The Paperwork Reduction Act or PRA was created in 1980, and amended in 1995, with the intent of curtailing the growth of paperwork, but unfortunately, it has not done so.   One question the Committee seeks to address today is whether current law provides OMB with the right tools to limit this growth or if changes must be made to the PRA to improve its effectiveness.  
At today’s hearing, it is my hope that our witnesses can talk frankly about the underlying weaknesses of the law and whether agencies have adequate resources to comply with it. While OIRA has a difficult task, small businesses deserve to know exactly why their paperwork burden continues to grow.
However, we must also remember that data collections exist for a reason. Agencies rely on data to make informed decisions achieving important policy outcomes. These goals include ensuring worker safety, preserving clean air and water, and safeguarding taxpayer dollars in benefit programs.
Ensuring that agencies are considering the economic impact of their regulations and paperwork requirements on small firms is critical.

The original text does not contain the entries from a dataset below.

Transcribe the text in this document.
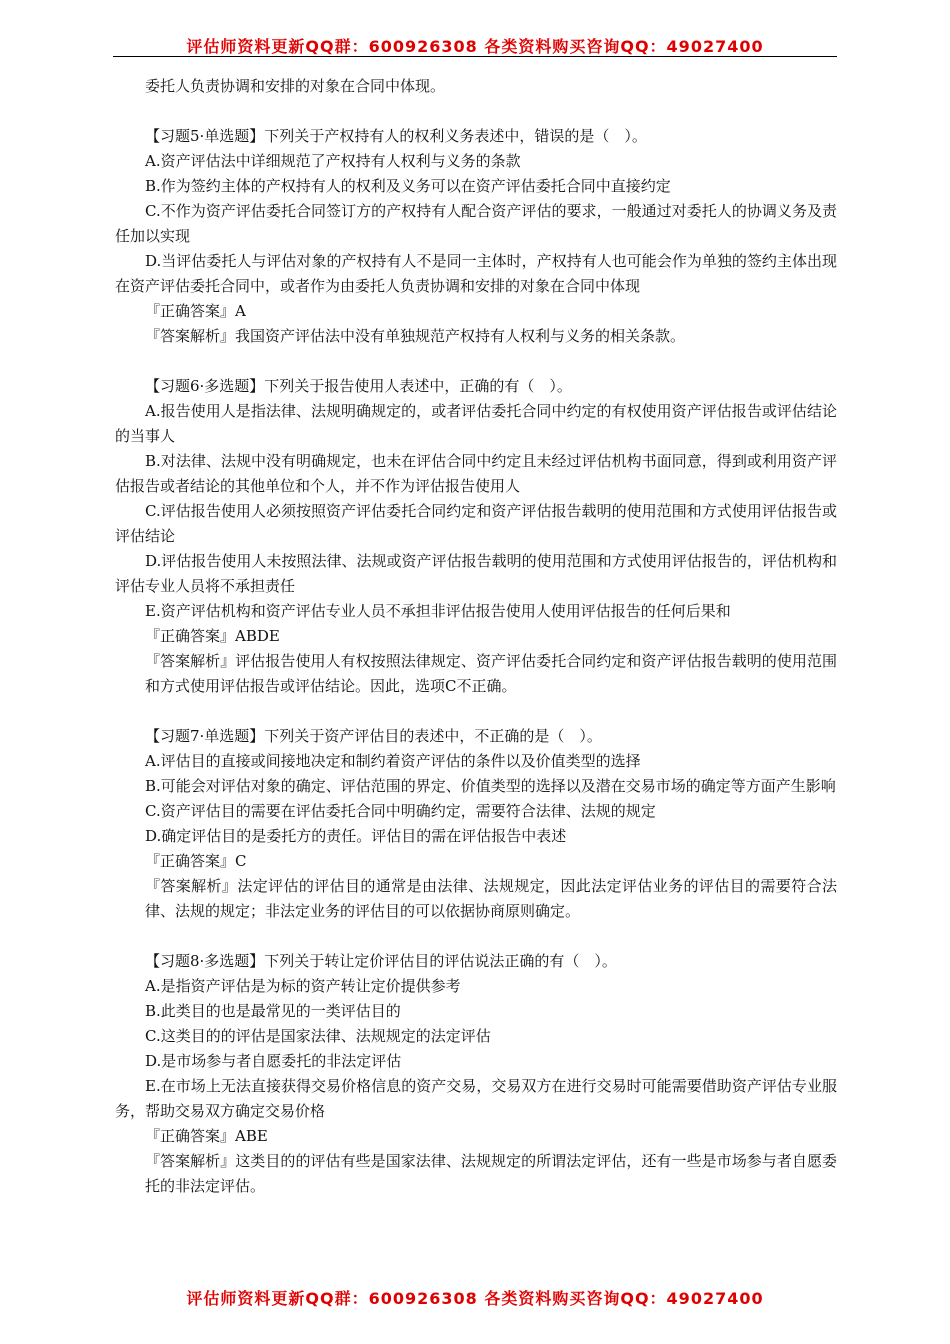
评估师资料更新QQ群：600926308 各类资料购买咨询QQ：49027400

委托人负责协调和安排的对象在合同中体现。

【习题5·单选题】下列关于产权持有人的权利义务表述中，错误的是（　）。

A.资产评估法中详细规范了产权持有人权利与义务的条款

B.作为签约主体的产权持有人的权利及义务可以在资产评估委托合同中直接约定

C.不作为资产评估委托合同签订方的产权持有人配合资产评估的要求，一般通过对委托人的协调义务及责任加以实现

D.当评估委托人与评估对象的产权持有人不是同一主体时，产权持有人也可能会作为单独的签约主体出现在资产评估委托合同中，或者作为由委托人负责协调和安排的对象在合同中体现

『正确答案』A

『答案解析』我国资产评估法中没有单独规范产权持有人权利与义务的相关条款。

【习题6·多选题】下列关于报告使用人表述中，正确的有（　）。

A.报告使用人是指法律、法规明确规定的，或者评估委托合同中约定的有权使用资产评估报告或评估结论的当事人

B.对法律、法规中没有明确规定，也未在评估合同中约定且未经过评估机构书面同意，得到或利用资产评估报告或者结论的其他单位和个人，并不作为评估报告使用人

C.评估报告使用人必须按照资产评估委托合同约定和资产评估报告载明的使用范围和方式使用评估报告或评估结论

D.评估报告使用人未按照法律、法规或资产评估报告载明的使用范围和方式使用评估报告的，评估机构和评估专业人员将不承担责任

E.资产评估机构和资产评估专业人员不承担非评估报告使用人使用评估报告的任何后果和

『正确答案』ABDE

『答案解析』评估报告使用人有权按照法律规定、资产评估委托合同约定和资产评估报告载明的使用范围和方式使用评估报告或评估结论。因此，选项C不正确。

【习题7·单选题】下列关于资产评估目的表述中，不正确的是（　）。

A.评估目的直接或间接地决定和制约着资产评估的条件以及价值类型的选择

B.可能会对评估对象的确定、评估范围的界定、价值类型的选择以及潜在交易市场的确定等方面产生影响

C.资产评估目的需要在评估委托合同中明确约定，需要符合法律、法规的规定

D.确定评估目的是委托方的责任。评估目的需在评估报告中表述

『正确答案』C

『答案解析』法定评估的评估目的通常是由法律、法规规定，因此法定评估业务的评估目的需要符合法律、法规的规定；非法定业务的评估目的可以依据协商原则确定。

【习题8·多选题】下列关于转让定价评估目的评估说法正确的有（　）。

A.是指资产评估是为标的资产转让定价提供参考

B.此类目的也是最常见的一类评估目的

C.这类目的的评估是国家法律、法规规定的法定评估

D.是市场参与者自愿委托的非法定评估

E.在市场上无法直接获得交易价格信息的资产交易，交易双方在进行交易时可能需要借助资产评估专业服务，帮助交易双方确定交易价格

『正确答案』ABE

『答案解析』这类目的的评估有些是国家法律、法规规定的所谓法定评估，还有一些是市场参与者自愿委托的非法定评估。

评估师资料更新QQ群：600926308 各类资料购买咨询QQ：49027400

However, it is also important that regulations adequately protect the public interest. That is why it’s so crucial our agencies receive adequate funding. Without proper resources, it is impossible for them to evaluate and streamline paperwork burdens, or provide the necessary compliance assistance to level the playing field for small firms.
In today’s testimony, we will surely hear about both the successes of OIRA and the obstacles that are preventing the Office from reducing paperwork requirements for small businesses. 
The PRA should not serve to discourage agencies from conducting proper regulatory flexibility analyses.  All too often we see agencies implementing regulations that ignore or understate economic impacts on small businesses.  In many instances, this is because of a lack of communication between the agencies and the small business community.
I hope today’s panels offer insight on what type of reforms may be needed to improve this communication. I also hope to hear about the role new technology and electronic filing can play in reducing regulatory burden. 
Finally, I would note that these mechanisms were designed principally to reduce the burden on small businesses.  Just as we must work to ensure these processes are helping small firms -- we must also be vigilant that these programs are not being hijacked to benefit large corporations – at the expense of their smaller competitors.  
I look forward to working with Chairman Chabot to ensure this important law is meeting its full potential for small businesses.